Defined Roles and Responsibilities
Do individual directors and senior executives understand the delineations between their respective roles? Best practices in corporate governance include separation of the roles of Board Chair and CEO. Directors and management alike need to respect the distinction between governance and management roles. Boards and directors should have their “noses in and fingers out” (that is, the board has an obligation to stick its nose in a company’s governance matters, but to keep its fingers out of the management of the company), while management should understand that directors have a responsibility to ask questions and to respectfully challenge management’s assumptions.
How do you get there? As a governance professional, you can draft or review and recommend updates to job descriptions associated with various board roles: the board itself, its Chair, Vice Chair(s), committees, committee Chairs, individual directors and your own role. Whether you structure these documents as charters, terms of reference (TOR), or in another format, they can outline responsibilities as well as delegation and limitations of authority. In the case of TOR for the board and its committees, you can append work plans/annual calendars.
Alignment of Strategies and Goals
Alignment of strategies with goals is another corporate best practice. Board directors oversee strategy and execution of both short- and long-term bases, and this includes attention to risk.

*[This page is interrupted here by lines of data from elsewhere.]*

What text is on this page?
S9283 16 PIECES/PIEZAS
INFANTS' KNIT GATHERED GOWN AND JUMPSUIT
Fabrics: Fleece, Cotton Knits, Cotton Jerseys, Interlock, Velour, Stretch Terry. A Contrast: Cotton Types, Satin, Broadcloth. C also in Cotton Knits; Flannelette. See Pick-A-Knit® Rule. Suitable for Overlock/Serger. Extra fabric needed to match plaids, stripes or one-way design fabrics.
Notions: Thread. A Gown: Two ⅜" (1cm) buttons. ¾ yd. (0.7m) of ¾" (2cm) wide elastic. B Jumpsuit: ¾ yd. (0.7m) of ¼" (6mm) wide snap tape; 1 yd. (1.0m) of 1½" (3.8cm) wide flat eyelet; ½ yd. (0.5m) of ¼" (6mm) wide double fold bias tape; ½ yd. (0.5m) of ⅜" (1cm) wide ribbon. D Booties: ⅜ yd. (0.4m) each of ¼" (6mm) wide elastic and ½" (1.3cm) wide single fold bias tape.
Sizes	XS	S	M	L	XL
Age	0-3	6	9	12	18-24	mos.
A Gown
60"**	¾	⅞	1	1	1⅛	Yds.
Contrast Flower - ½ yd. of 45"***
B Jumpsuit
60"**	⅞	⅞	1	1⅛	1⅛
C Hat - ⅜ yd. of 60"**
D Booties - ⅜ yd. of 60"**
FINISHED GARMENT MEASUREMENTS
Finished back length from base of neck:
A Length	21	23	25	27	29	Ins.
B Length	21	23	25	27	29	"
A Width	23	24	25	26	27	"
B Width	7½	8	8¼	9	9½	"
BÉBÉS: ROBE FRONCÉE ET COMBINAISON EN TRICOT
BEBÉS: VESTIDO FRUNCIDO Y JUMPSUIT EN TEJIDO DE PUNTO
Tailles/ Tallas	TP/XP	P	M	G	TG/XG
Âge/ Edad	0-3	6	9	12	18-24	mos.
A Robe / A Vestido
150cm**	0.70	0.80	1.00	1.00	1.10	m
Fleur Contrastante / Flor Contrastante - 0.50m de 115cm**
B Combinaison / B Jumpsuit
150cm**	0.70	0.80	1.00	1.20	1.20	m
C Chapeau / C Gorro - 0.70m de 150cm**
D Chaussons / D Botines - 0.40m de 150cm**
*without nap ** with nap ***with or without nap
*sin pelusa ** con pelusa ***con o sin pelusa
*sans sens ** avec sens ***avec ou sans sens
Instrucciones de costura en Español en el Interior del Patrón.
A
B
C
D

As part of this best practice, a board will work with management to determine the organization’s risk tolerance. It will engage in routine oversight of risk management/enterprise risk management (ERM), whether that takes the form of a risk register, heat map or other framework. The board will oversee recommended risk mitigations and ensure that the organization has appropriate controls and resources in place.
With roles and responsibilities clearly defined, your individual directors, committees, the board and management will understand their respective accountabilities. You may prepare disclosure reports on meeting attendance and board compensation, and the extent of additional filings, compliance and disclosure reports can vary from one sector to another.
Best practices extend beyond such regulatory requirements, of course. Have the board and management agreed upon quantifiable performance metrics/key performance indicators (KPIs), and how are they reported? Have a look at your board’s disclosure practices, and how transparent the board is in its communications – both internally and with stakeholders.
Enterprise Governance Management (EGM) Solutions
With your board’s attention to best practices, you may also have an eye on resources that support effective governance operations. Enterprise Governance Management (EGM) is the application of technical tools and resources to meet your board’s needs. Diligent Boards™ positions you to leverage technology, and it goes far beyond providing secure access to meeting materials. Whether it’s efficiency-driven Director & Officer (D&O) questionnaires, board evaluations, automated process chains that support compliance or access to policies, risk and other reports, or communicating and sharing documents securely in real time with Diligent Messenger, these EGM tools support governance best practices.
Your Board’s Top Five Governance Best Practices
Thinking back to onboarding and education practices in place for your board, how would a discussion of best practices unfold in your boardroom? If you were to ask individuals around the table to name the top five corporate governance best practices, would you find directors and management approaching governance through a common lens?